The Armstrong International Cultural Foundation announces the world premiere of two of the most significant archaeological artifacts ever discovered in Jerusalem. The artifacts, which date back to the time of the prophet Jeremiah, will be displayed in an interactive multimedia exhibition in the grand lobby of Armstrong Auditorium beginning January 16, 2012.
It was an epic decision. For years Judah’s king had been caught in the middle of a bitter struggle between a brave, faith-filled prophet and a cabal of ambitious princes. Now the Babylonian army was closing in. Judah’s princes did not want to surrender. But the Prophet Jeremiah defied them. He warned that Jerusalem would go into captivity, and only those who surrendered would live. The king had to choose. Should he heed the prophet’s counsel, surrender Jerusalem and save his people? Or should he capitulate to his princes and kill the prophet? Judah’s fate rested on his verdict.
This gripping story is found in the book of Jeremiah, Chapter 38. Prominent in this account are two of Jeremiah’s worst persecutors: Jehucal, son of Shelemiah, and Gedaliah, son of Pashur. What if tangible evidence of these princes existed?

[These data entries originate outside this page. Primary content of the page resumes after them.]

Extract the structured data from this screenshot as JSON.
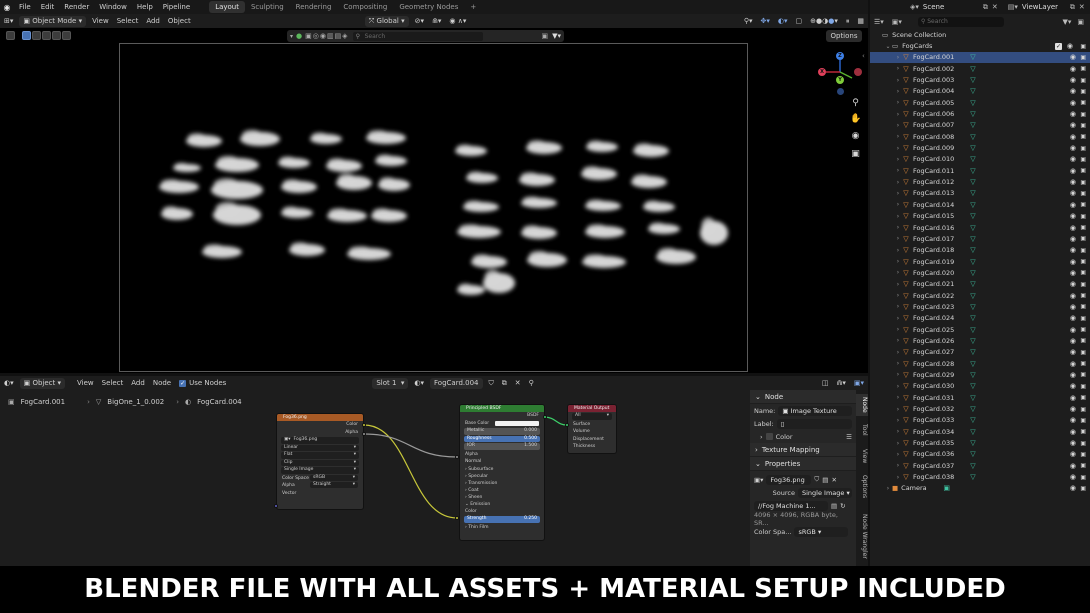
{
  "top_menu": {
    "items": [
      "File",
      "Edit",
      "Render",
      "Window",
      "Help",
      "Pipeline"
    ],
    "workspaces": [
      "Layout",
      "Sculpting",
      "Rendering",
      "Compositing",
      "Geometry Nodes"
    ],
    "active_workspace": "Layout",
    "add_tab": "+"
  },
  "viewport_header": {
    "mode": "Object Mode",
    "menus": [
      "View",
      "Select",
      "Add",
      "Object"
    ],
    "orientation": "Global"
  },
  "viewport": {
    "search_placeholder": "Search",
    "options_label": "Options",
    "gizmo": {
      "x": "X",
      "y": "Y",
      "z": "Z"
    }
  },
  "node_editor": {
    "mode": "Object",
    "menus": [
      "View",
      "Select",
      "Add",
      "Node"
    ],
    "use_nodes_label": "Use Nodes",
    "slot": "Slot 1",
    "material": "FogCard.004",
    "breadcrumb": [
      "FogCard.001",
      "BigOne_1_0.002",
      "FogCard.004"
    ],
    "nodes": {
      "image_texture": {
        "title": "Fog36.png",
        "outputs": [
          "Color",
          "Alpha"
        ],
        "image": "Fog36.png",
        "interpolation": "Linear",
        "projection": "Flat",
        "extension": "Clip",
        "source": "Single Image",
        "color_space_label": "Color Space",
        "color_space": "sRGB",
        "alpha_label": "Alpha",
        "alpha": "Straight",
        "vector": "Vector"
      },
      "principled": {
        "title": "Principled BSDF",
        "output": "BSDF",
        "base_color": "Base Color",
        "metallic_label": "Metallic",
        "metallic": "0.000",
        "roughness_label": "Roughness",
        "roughness": "0.500",
        "ior_label": "IOR",
        "ior": "1.500",
        "alpha": "Alpha",
        "normal": "Normal",
        "panels": [
          "Subsurface",
          "Specular",
          "Transmission",
          "Coat",
          "Sheen",
          "Emission"
        ],
        "color": "Color",
        "strength_label": "Strength",
        "strength": "0.250",
        "thin_film": "Thin Film"
      },
      "material_output": {
        "title": "Material Output",
        "target": "All",
        "inputs": [
          "Surface",
          "Volume",
          "Displacement",
          "Thickness"
        ]
      }
    }
  },
  "side_panel": {
    "tabs": [
      "Node",
      "Tool",
      "View",
      "Options",
      "Node Wrangler"
    ],
    "node_section": "Node",
    "name_label": "Name:",
    "name_value": "Image Texture",
    "label_label": "Label:",
    "color_label": "Color",
    "texture_mapping": "Texture Mapping",
    "properties": "Properties",
    "image_name": "Fog36.png",
    "source_label": "Source",
    "source_value": "Single Image",
    "filepath": "//Fog Machine 1...",
    "image_info": "4096 × 4096,  RGBA byte, SR...",
    "color_space_label": "Color Spa...",
    "color_space_value": "sRGB"
  },
  "outliner": {
    "scene_label": "Scene",
    "viewlayer_label": "ViewLayer",
    "search_placeholder": "Search",
    "root": "Scene Collection",
    "collection": "FogCards",
    "items": [
      "FogCard.001",
      "FogCard.002",
      "FogCard.003",
      "FogCard.004",
      "FogCard.005",
      "FogCard.006",
      "FogCard.007",
      "FogCard.008",
      "FogCard.009",
      "FogCard.010",
      "FogCard.011",
      "FogCard.012",
      "FogCard.013",
      "FogCard.014",
      "FogCard.015",
      "FogCard.016",
      "FogCard.017",
      "FogCard.018",
      "FogCard.019",
      "FogCard.020",
      "FogCard.021",
      "FogCard.022",
      "FogCard.023",
      "FogCard.024",
      "FogCard.025",
      "FogCard.026",
      "FogCard.027",
      "FogCard.028",
      "FogCard.029",
      "FogCard.030",
      "FogCard.031",
      "FogCard.032",
      "FogCard.033",
      "FogCard.034",
      "FogCard.035",
      "FogCard.036",
      "FogCard.037",
      "FogCard.038"
    ],
    "selected_item": "FogCard.001",
    "camera": "Camera"
  },
  "banner": {
    "text": "BLENDER FILE WITH ALL ASSETS + MATERIAL SETUP INCLUDED"
  },
  "colors": {
    "accent": "#4772b3",
    "selected_row": "#334d80",
    "object_orange": "#e08a3c",
    "material_teal": "#3fc2a1",
    "image_node_header": "#a85a25",
    "shader_node_header": "#2e7d32",
    "output_node_header": "#7a2232"
  }
}
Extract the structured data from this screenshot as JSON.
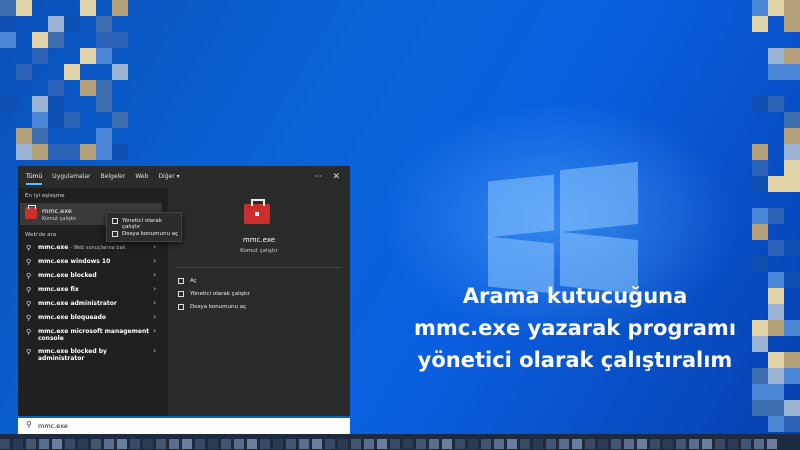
{
  "caption": {
    "line1": "Arama kutucuğuna",
    "line2": "mmc.exe yazarak programı",
    "line3": "yönetici olarak çalıştıralım"
  },
  "search_panel": {
    "tabs": [
      "Tümü",
      "Uygulamalar",
      "Belgeler",
      "Web",
      "Diğer ▾"
    ],
    "more_label": "···",
    "close_label": "✕",
    "best_match_heading": "En iyi eşleşme",
    "best_match": {
      "name": "mmc.exe",
      "type": "Komut çalıştır"
    },
    "web_heading": "Web'de ara",
    "web_results": [
      {
        "bold": "mmc.exe",
        "rest": " - Web sonuçlarına bak"
      },
      {
        "bold": "mmc.exe windows 10",
        "rest": ""
      },
      {
        "bold": "mmc.exe blocked",
        "rest": ""
      },
      {
        "bold": "mmc.exe fix",
        "rest": ""
      },
      {
        "bold": "mmc.exe administrator",
        "rest": ""
      },
      {
        "bold": "mmc.exe bloqueado",
        "rest": ""
      },
      {
        "bold": "mmc.exe microsoft management console",
        "rest": ""
      },
      {
        "bold": "mmc.exe blocked by administrator",
        "rest": ""
      }
    ],
    "context_menu": [
      "Yönetici olarak çalıştır",
      "Dosya konumunu aç"
    ],
    "detail": {
      "name": "mmc.exe",
      "type": "Komut çalıştır",
      "actions": [
        "Aç",
        "Yönetici olarak çalıştır",
        "Dosya konumunu aç"
      ]
    }
  },
  "search_box": {
    "value": "mmc.exe"
  },
  "colors": {
    "accent": "#4cc2ff",
    "app_icon": "#c9302c",
    "desktop": "#0b63d6"
  }
}
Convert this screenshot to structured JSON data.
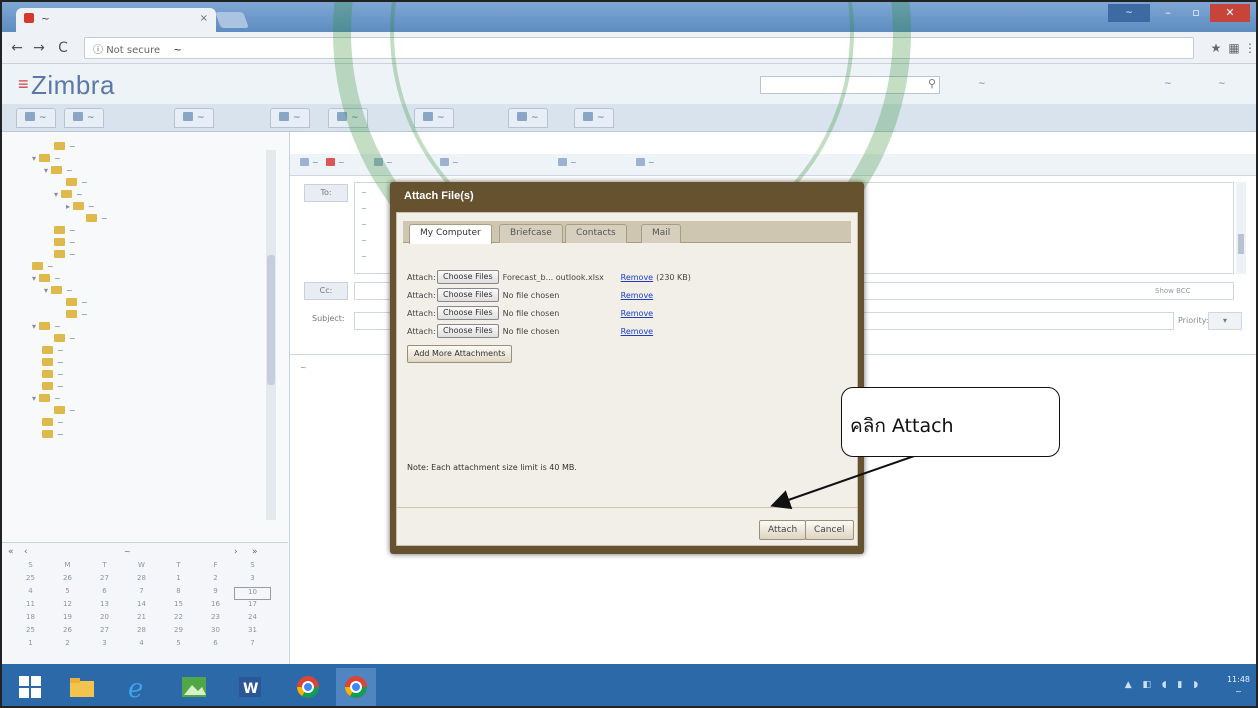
{
  "browser": {
    "tab_title": "~",
    "address_insecure": "Not secure",
    "address_url": "~",
    "window_user": "~"
  },
  "zimbra": {
    "logo": "Zimbra",
    "user_email": "~",
    "help": "~",
    "logout": "~",
    "app_tabs": [
      "~",
      "~",
      "~",
      "~",
      "~",
      "~",
      "~",
      "~"
    ]
  },
  "compose_toolbar": [
    "~",
    "~",
    "~",
    "~",
    "~",
    "~"
  ],
  "compose": {
    "to_label": "To:",
    "cc_label": "Cc:",
    "subject_label": "Subject:",
    "show_bcc": "Show BCC",
    "priority_label": "Priority:",
    "body_text": "~"
  },
  "folders": [
    "~",
    "~",
    "~",
    "~",
    "~",
    "~",
    "~",
    "~",
    "~",
    "~",
    "~",
    "~",
    "~",
    "~",
    "~",
    "~",
    "~",
    "~",
    "~",
    "~",
    "~",
    "~",
    "~",
    "~",
    "~"
  ],
  "minical": {
    "month": "~",
    "dow": [
      "S",
      "M",
      "T",
      "W",
      "T",
      "F",
      "S"
    ],
    "weeks": [
      [
        "25",
        "26",
        "27",
        "28",
        "1",
        "2",
        "3"
      ],
      [
        "4",
        "5",
        "6",
        "7",
        "8",
        "9",
        "10"
      ],
      [
        "11",
        "12",
        "13",
        "14",
        "15",
        "16",
        "17"
      ],
      [
        "18",
        "19",
        "20",
        "21",
        "22",
        "23",
        "24"
      ],
      [
        "25",
        "26",
        "27",
        "28",
        "29",
        "30",
        "31"
      ],
      [
        "1",
        "2",
        "3",
        "4",
        "5",
        "6",
        "7"
      ]
    ]
  },
  "dialog": {
    "title": "Attach File(s)",
    "tabs": [
      "My Computer",
      "Briefcase",
      "Contacts",
      "Mail"
    ],
    "rows": [
      {
        "label": "Attach:",
        "button": "Choose Files",
        "file": "Forecast_b... outlook.xlsx",
        "remove": "Remove",
        "size": "(230 KB)"
      },
      {
        "label": "Attach:",
        "button": "Choose Files",
        "file": "No file chosen",
        "remove": "Remove",
        "size": ""
      },
      {
        "label": "Attach:",
        "button": "Choose Files",
        "file": "No file chosen",
        "remove": "Remove",
        "size": ""
      },
      {
        "label": "Attach:",
        "button": "Choose Files",
        "file": "No file chosen",
        "remove": "Remove",
        "size": ""
      }
    ],
    "add_more": "Add More Attachments",
    "note": "Note: Each attachment size limit is 40 MB.",
    "attach_button": "Attach",
    "cancel_button": "Cancel"
  },
  "callout": "คลิก Attach",
  "taskbar": {
    "time": "11:48",
    "date": "~"
  },
  "colors": {
    "dialog_frame": "#67522f",
    "link": "#1b3ec7",
    "taskbar": "#2b69a8"
  }
}
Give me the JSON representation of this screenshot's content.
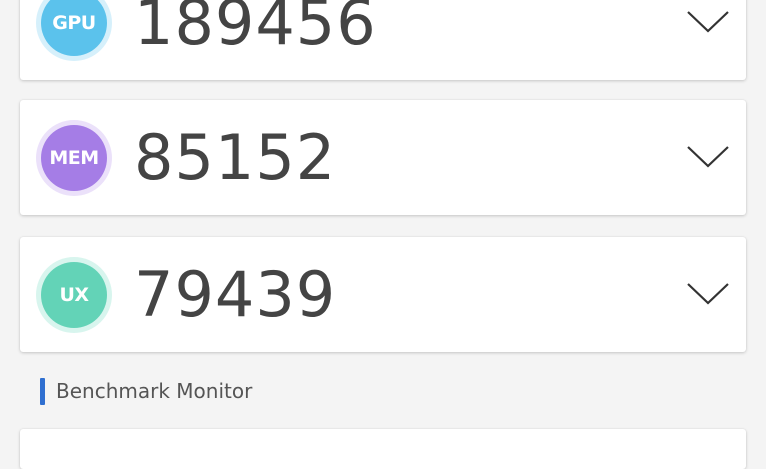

It would corroborate Jeremiah’s account—and be colossal proof of the accuracy of the Bible.
In 2005, archaeologist Dr. Eilat Mazar, on behalf of the Hebrew University of Jerusalem, was digging into the northern section of the City of David when one of her colleagues spotted a small piece of clay lying in the dust. It had originally been made to seal a cord tied around a papyrus scroll. The tiny bulla bore a three-line Paleo-Hebrew inscription: “Belonging to Yehucal, son of Shelemiyahu, son of Shovi.” This was the seal of Jehucal.
In 2008, Dr. Mazar and her team were enlarging the dig, wet-sifting debris they had excavated just a few yards from the location of the Jehucal bulla. After washing away 2,600 years of dirt and dust from another seal, Dr. Mazar found herself reading “le Gedalyahu ben Pashur”—”belonging to Gedaliah, son of Pashur.”
Rarely do science and the Bible converge as dramatically as with the Jehucal and Gedaliah bullae. Unearthed near the palace of Judah’s king and scientifically dated to the time of Jeremiah, these artifacts resurrect the life and commission of one of the great prophets of scripture.
Now, the Armstrong International Cultural Foundation is delighted to invite you to the world premiere of these bullae from the City of David. They join dozens of ceramic artifacts from Jerusalem during the First Temple period—including figurines, royal seal impressions, and one of the largest ancient vessels ever found in Jerusalem.
Come see these remarkable artifacts and discover the inspiring story of ancient Israel’s dramatic rise under King Solomon, its tragic collapse under King Zedekiah—and the faith-filled work of Jeremiah.
“Seals of Jeremiah’s Captors Discovered” is an archaeological exhibition that will enable visitors to view, touch and discover the history of ancient Israel’s rise under King Solomon, its collapse under King Zedekiah—and the work of the prophet Jeremiah.
Items on display will include nearly three dozen artifacts from Jerusalem’s First Temple period, including figurines and royal seal impressions from the City of David excavations, and one of the largest ancient vessels ever found in Jerusalem from the excavations at Solomon’s wall.
“The real stars of the show are two of the exhibit’s tiniest pieces,” said Brad Macdonald, curator for the exhibit. “Two clay seals, each about the size of a dime, embody some incredible history.”
Discovered by archaeologist Dr. Eilat Mazar, the clay seals, called bullae, were found only a few yards apart. According to their inscriptions, the seals belong to two princes mentioned in Jeremiah 38:1, a chapter that describes the attempt by the princes to kill the prophet Jeremiah.
“It’s not often that such discoveries happen in which real figures of the past shake off the dust of history and so vividly revive the stories of the Bible,” Mazar said.
Edmond’s Herbert W. Armstrong College provided support for Dr. Mazar’s City of David excavations where the seals were found.
“We are honored to be involved in Dr. Mazar’s work. These tiny artifacts validate Jeremiah’s account and provide overwhelming proof of the accuracy of the biblical record,” stated college president Stephen Flurry.
The “Seals of Jeremiah’s Captors Discovered” exhibition is free and open to the public. It will run January 16, 2012 through October 16, 2012, at Armstrong Auditorium.